What are the identity certificates that the J&K govt has been issuing?

  • They have a picture of the holder along with his name and parentage, and certify that he became a refugee from an area now in Pakistan after Partition.
  • The certificate issued, says that the holder was a resident of an area in undivided India (that is now a part of Pakistan), and that he is now living at a particular place in J&K as a refugee from (erstwhile) West Pakistan.

How many West Pakistan refugees currently live in India?

  • No recent figures are available. The 1951 Census counted 72,95,870 people who had moved to India from East Pakistan (now Bangladesh) and West Pakistan during Partition.
  • Those who settled elsewhere became Indian citizens domiciled in the respective states, the 5,764 families who had arrived in Jammu from the adjoining areas of Pakistan were treated only as Indian citizens, and not as permanent residents of J&K.
  • The refugees coming to J&K were treated differently from those who settled down elsewhere in accordance with Section 6 of the Constitution of the state.

How does the issue of govt identity certificates to refugees impact the situation?
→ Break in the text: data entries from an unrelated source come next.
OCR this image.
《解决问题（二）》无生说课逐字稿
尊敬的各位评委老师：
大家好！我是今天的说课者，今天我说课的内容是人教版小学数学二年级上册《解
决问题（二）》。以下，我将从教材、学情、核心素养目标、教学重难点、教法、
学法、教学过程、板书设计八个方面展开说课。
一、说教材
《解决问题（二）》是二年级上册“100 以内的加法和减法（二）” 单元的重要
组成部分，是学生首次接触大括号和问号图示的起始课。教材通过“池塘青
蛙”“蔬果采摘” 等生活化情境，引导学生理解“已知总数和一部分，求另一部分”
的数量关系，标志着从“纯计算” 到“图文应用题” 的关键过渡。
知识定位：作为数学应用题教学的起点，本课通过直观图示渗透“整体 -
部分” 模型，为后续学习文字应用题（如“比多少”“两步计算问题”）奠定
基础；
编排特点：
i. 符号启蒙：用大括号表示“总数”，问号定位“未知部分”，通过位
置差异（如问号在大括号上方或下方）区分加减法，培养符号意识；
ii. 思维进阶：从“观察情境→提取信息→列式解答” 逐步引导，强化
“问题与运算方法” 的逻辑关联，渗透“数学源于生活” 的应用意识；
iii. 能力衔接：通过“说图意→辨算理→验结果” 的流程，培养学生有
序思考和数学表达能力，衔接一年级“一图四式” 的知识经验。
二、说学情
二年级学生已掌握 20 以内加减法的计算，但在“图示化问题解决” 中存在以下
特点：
  • Demands for permanent resident status to West Pakistan refugees probably started during and after the 1965 and 1971 wars.
  • Many permanent residents were displaced from areas now controlled by Pakistan. And the state govt, in order to settle them elsewhere, took back agricultural land from West Pakistan refugees.
  • The literate among those who lost their lands eyed jobs in the central government, especially in the Army and paramilitary forces.
  • There was no major problem until around 2000, but thereafter, in the context of militancy, all central government recruiting agencies started asking for domicile certificates in order to ascertain their place of residence.
  • Because the refugees were not permanent residents of the state, they faced difficulty in establishing that they lived in areas of the Jammu region.
  • Though the identity certificates being issued to them do not confer upon them the status of permanent residents of J&K, they do give them an official address for the first time since they migrated to the state nearly 7 decades ago.

So why does this make many politicians in the Valley insecure?

  • Politicians in the Muslim-majority Valley seeing the issuance of identity certificates to West Pakistan refugees, who are overwhelmingly Hindu, as the first step to granting them domicile status as part of a bigger plot to change the state’s demographic contours.

And who are the Rohingyas? How do they fit into these tensions?

  • Rohingyas are a roughly 1-million strong ethnic Muslim community in Myanmar, most of whom are denied citizenship rights as their government considers them to be illegal immigrants from Bangladesh.
  • A sizeable number have fled to India to escape persecution and violence, including nearly 7,000-8,000 in the Jammu region.Many of them carry certificates issued by the United Nations High Commissioner for Refugees (UNHCR) in Delhi.
  • The belief that Kashmiri Muslims are taking away a major chunk of the state’s resources, leads many in predominantly Hindu Jammu to look at the settlement of new Muslim families with resentment and suspicion.
  • As with the West Pakistan refugees and the Muslim population in Kashmir, settlements of Rohingya Muslims in Jammu city — appear to many Hindus as a conspiracy to change the demography of the region.